On the first day of spring approximately 70 people – business owners, operators and members of our local community – attended the Bellingen Chamber of Commerce ‘meet the candidates’ event. Pleasingly we had almost a full contingent of the registered candidates, so those in attendance had the opportunity to listen, inquire and challenge what was being said, offered and promised by the candidates in our ‘Q&A’ style event.
Whilst the questions were reasonably diverse, extending to mining in the Dorrigo plateau through to the construction of the Urunga Lido and the interconnecting roadways, bridges and waterways in between, there were some definite themes to the many questions posed.
Not surprisingly the finances of Council got a good working over, with the perennial issue of affordability and sustainability being the key focus – much of the discussion was on the rate rises, the Council staff wage rises, the viability of Regional Joint Organisations and the Fit For the Future status of our Shire. Lots of numbers were tossed around and I think some got lost in the detail, but the general concern of the ongoing affordability and sustainability of our Council was obvious. Whilst some candidates were more articulate than others on their thoughts about this, suffice to say that there was nothing that we hadn’t heard before….its difficult, we need to do a review, we need to look at staff numbers, etc etc. Considering the amount of material there is published by Council on this matter, how much air play it had via the FFF process, it was surprising that no team had spent the time developing a coherent ’10 point plan’ around what they would do if elected. We did try and have a ‘fact check’ process about some of the claims, but time got away from us.

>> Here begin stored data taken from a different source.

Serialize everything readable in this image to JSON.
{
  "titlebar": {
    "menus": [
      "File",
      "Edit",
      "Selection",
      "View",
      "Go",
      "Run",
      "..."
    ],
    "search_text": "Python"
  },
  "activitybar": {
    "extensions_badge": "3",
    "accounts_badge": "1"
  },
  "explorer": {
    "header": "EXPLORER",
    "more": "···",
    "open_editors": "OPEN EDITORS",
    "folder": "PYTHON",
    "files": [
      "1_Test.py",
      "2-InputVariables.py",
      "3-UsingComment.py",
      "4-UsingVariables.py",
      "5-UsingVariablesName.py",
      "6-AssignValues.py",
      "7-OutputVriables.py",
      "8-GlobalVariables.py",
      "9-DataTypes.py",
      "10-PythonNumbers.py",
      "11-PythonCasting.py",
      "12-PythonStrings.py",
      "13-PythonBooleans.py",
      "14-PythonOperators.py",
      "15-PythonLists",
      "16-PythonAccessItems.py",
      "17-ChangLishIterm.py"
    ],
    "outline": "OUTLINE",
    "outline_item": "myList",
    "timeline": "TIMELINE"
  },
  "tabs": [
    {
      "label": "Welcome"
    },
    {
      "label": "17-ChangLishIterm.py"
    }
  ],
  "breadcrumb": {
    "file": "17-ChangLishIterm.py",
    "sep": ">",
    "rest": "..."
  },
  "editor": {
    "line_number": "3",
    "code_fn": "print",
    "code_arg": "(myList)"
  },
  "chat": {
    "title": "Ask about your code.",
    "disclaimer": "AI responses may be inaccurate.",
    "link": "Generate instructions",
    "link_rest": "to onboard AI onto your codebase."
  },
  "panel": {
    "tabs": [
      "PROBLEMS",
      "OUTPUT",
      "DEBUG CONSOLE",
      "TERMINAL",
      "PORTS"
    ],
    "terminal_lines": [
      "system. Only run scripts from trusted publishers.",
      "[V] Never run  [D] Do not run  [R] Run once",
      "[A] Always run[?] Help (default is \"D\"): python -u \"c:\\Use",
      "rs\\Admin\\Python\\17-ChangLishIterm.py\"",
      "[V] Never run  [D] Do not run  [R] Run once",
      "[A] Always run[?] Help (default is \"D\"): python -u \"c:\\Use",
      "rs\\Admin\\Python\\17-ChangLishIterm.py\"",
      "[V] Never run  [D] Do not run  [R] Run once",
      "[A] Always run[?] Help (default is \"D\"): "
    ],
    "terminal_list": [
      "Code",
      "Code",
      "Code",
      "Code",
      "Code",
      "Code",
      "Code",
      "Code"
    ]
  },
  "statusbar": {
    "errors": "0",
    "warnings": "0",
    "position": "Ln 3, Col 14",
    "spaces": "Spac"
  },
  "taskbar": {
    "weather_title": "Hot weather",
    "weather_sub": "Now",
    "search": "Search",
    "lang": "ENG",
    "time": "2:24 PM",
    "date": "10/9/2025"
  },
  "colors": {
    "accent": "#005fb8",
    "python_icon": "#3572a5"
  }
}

A lot of discussion was on the sustainability of our environment – the damage from mining, the bad management practices of the timber felling by NSW Forests, the damage to our roads, waterways and natural flora and fauna by the excessive large vehicle traffic were all raised with sincere concern and distress for what has happened. As you would expect, all candidates pledged their commitment to the environment and to do what they could. A few had plans on the specific concerns, but surprisingly some were caught out, being unaware of significant environmental issues in their ‘backyard’.
Finally a very strong message was centered around the connection between the community and Council, with many in the audience lamenting the apparent breakdown of this over recent years. Consultation, engagement, access to Council meetings were all matters that got a good working, with all candidates committing to some form of increased interaction (eg rotating meetings between our town centres, night meetings, through to using technology to broadcast the meetings…clearly some aren’t aware of our lousy telecoms reception in the Shire as if we cant make phone calls how could we do live streaming!). We shall soon see what changes with the new team.
It is easy to be cynical and dismissive of our Council elections, with many saying “with our huge dependence on state and federal grant funds to do anything and with the complexities of local government laws and regulations controlling much of what a Council came do, but what power or control do Councilors really have?”
But the flip-side is that some regional communities who operate in exactly the same system with exactly the same constraints, can and do prosper and stand out. Under their own volition, they step up and collectively take responsibility, whether that be through elected positions like on Council, or the other avenues available to people willing to make a difference. I heard that night that many still believe Bellingen is\could be\was one of those communities….perhaps our next group of elected representatives can lead us along that (continuing) journey?